プロジェクトA




「…だから、ヒロト聞いてる?」

ぼんやりしているところにいきなり視界に入る恋人の顔。これほどびっくりするもの、そして幸せなものはないと思う。

「うん、聞いてたよ」
「じゃあさっきまで俺が言ったこと30文字以内に要約して言ってみろ」
「ごめん、聞いてなかった」
「…やっぱりな」

少々呆れ顔の緑川は、肩をすくめた。ぼんやりしていたことに申し訳ないと思い、その内容を聞いてみた。

どうやら、秘密の誕生日プレゼント計画らしい。相手は瞳子姉さん。カレンダーを見てみると、その日付までおよそ1ヶ月。

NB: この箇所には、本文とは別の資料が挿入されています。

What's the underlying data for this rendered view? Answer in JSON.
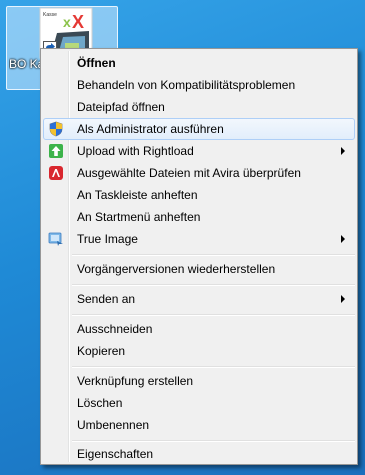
{
  "desktop": {
    "icon": {
      "label": "BO Kass",
      "logo_text": "Kasse",
      "logo_mark": "x"
    }
  },
  "context_menu": {
    "items": [
      {
        "label": "Öffnen",
        "bold": true
      },
      {
        "label": "Behandeln von Kompatibilitätsproblemen"
      },
      {
        "label": "Dateipfad öffnen"
      },
      {
        "label": "Als Administrator ausführen",
        "icon": "uac-shield-icon",
        "highlighted": true
      },
      {
        "label": "Upload with Rightload",
        "icon": "green-upload-arrow-icon",
        "submenu": true
      },
      {
        "label": "Ausgewählte Dateien mit Avira überprüfen",
        "icon": "avira-umbrella-icon"
      },
      {
        "label": "An Taskleiste anheften"
      },
      {
        "label": "An Startmenü anheften"
      },
      {
        "label": "True Image",
        "icon": "true-image-icon",
        "submenu": true
      },
      {
        "label": "Vorgängerversionen wiederherstellen"
      },
      {
        "label": "Senden an",
        "submenu": true
      },
      {
        "label": "Ausschneiden"
      },
      {
        "label": "Kopieren"
      },
      {
        "label": "Verknüpfung erstellen"
      },
      {
        "label": "Löschen"
      },
      {
        "label": "Umbenennen"
      },
      {
        "label": "Eigenschaften"
      }
    ]
  }
}
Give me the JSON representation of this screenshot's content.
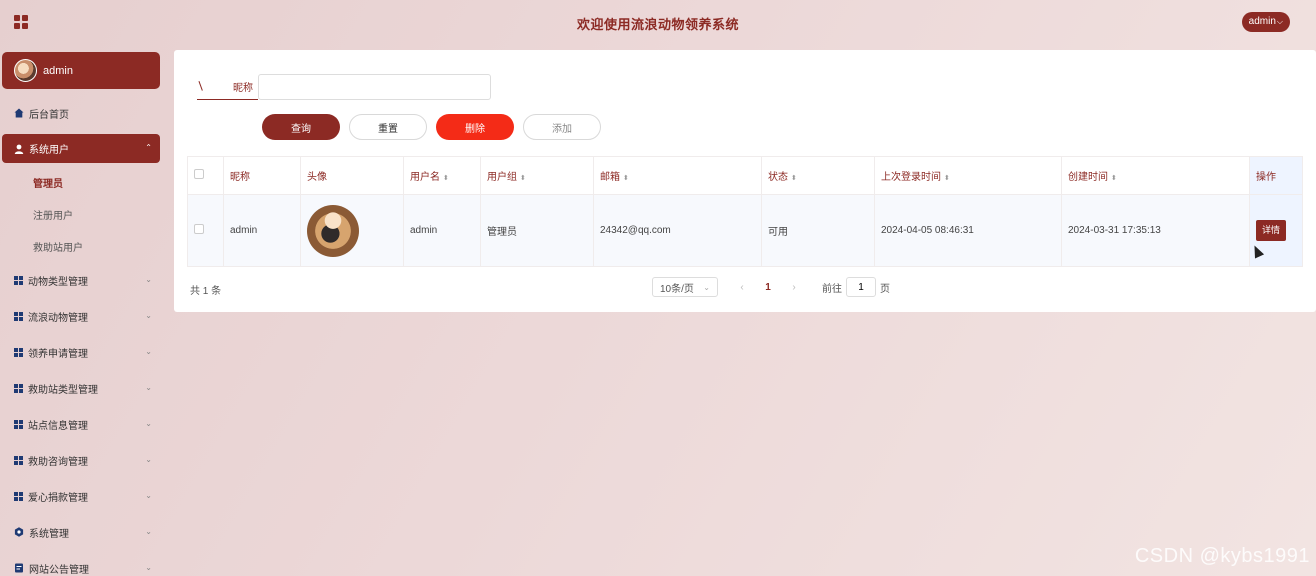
{
  "header": {
    "title": "欢迎使用流浪动物领养系统",
    "user_label": "admin"
  },
  "sidebar": {
    "profile_name": "admin",
    "items": [
      {
        "label": "后台首页"
      },
      {
        "label": "系统用户",
        "active": true,
        "children": [
          {
            "label": "管理员",
            "current": true
          },
          {
            "label": "注册用户"
          },
          {
            "label": "救助站用户"
          }
        ]
      },
      {
        "label": "动物类型管理"
      },
      {
        "label": "流浪动物管理"
      },
      {
        "label": "领养申请管理"
      },
      {
        "label": "救助站类型管理"
      },
      {
        "label": "站点信息管理"
      },
      {
        "label": "救助咨询管理"
      },
      {
        "label": "爱心捐款管理"
      },
      {
        "label": "系统管理"
      },
      {
        "label": "网站公告管理"
      }
    ]
  },
  "search": {
    "label": "昵称",
    "value": ""
  },
  "buttons": {
    "query": "查询",
    "reset": "重置",
    "delete": "删除",
    "add": "添加"
  },
  "table": {
    "headers": [
      "昵称",
      "头像",
      "用户名",
      "用户组",
      "邮箱",
      "状态",
      "上次登录时间",
      "创建时间",
      "操作"
    ],
    "rows": [
      {
        "nickname": "admin",
        "username": "admin",
        "group": "管理员",
        "email": "24342@qq.com",
        "status": "可用",
        "last_login": "2024-04-05 08:46:31",
        "created": "2024-03-31 17:35:13",
        "action": "详情"
      }
    ]
  },
  "pagination": {
    "total": "共 1 条",
    "page_size": "10条/页",
    "current_page": "1",
    "goto_prefix": "前往",
    "goto_value": "1",
    "goto_suffix": "页"
  },
  "watermark": "CSDN @kybs1991",
  "colors": {
    "primary": "#8c2a24",
    "danger": "#f42b17"
  }
}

俺としたことが、すっかり忘れていた。

「で、俺とヒロトはプレゼント買いに行く係」
「あと1ヶ月もあるのに?」
「準備するのに早い方が怪しまれないだろう、って風介が」
「…なるほど」
「それに、お、俺とお前なら…」
「あぁ、デートに見せかけられるってこと」

緑川が言おうとしたことであろうことを代弁すると、みるみるうちに赤くなっていくその頬。最近あまり出かけていないからそのチャンスをくれた風介に感謝だ。

「で、いつ行こうか」
「俺はいつでもいいよ」
「じゃあ、これからは?」
「は?」

幸い今はまだ午前中。今から出かけても大丈夫なはず。

「…わかった」

火照った頬を扇ぎながら、待ち合わせの場所と時間を指定して、緑川は部屋を出て行った。
目的は違う、でも形はデートという設定に俺の胸は久しぶりに高鳴った。


出かける、とはいえデートであることに変わりはないんだから、と言って外で待ち合わせをして行くことにした。何でも形って大切だと思う。うん。
デートなんて久しぶり。いつもなんだかんだで忙しくてできなかったから。こんなチャンスをくれた姉さんにお礼を言わなくては。

「絶対に言うなよ?」
「どうして?」
「バレたら台無しだ」

緑川はプレゼントのことで頭がいっぱいらしいけど、俺はこの状況を楽しませてもらおうとしよう。

「よし、行こうか」
「うわっちょっと待て!」

手を繋いで引っ張った。
何でもかんでも、楽しんだもの勝ちだよね。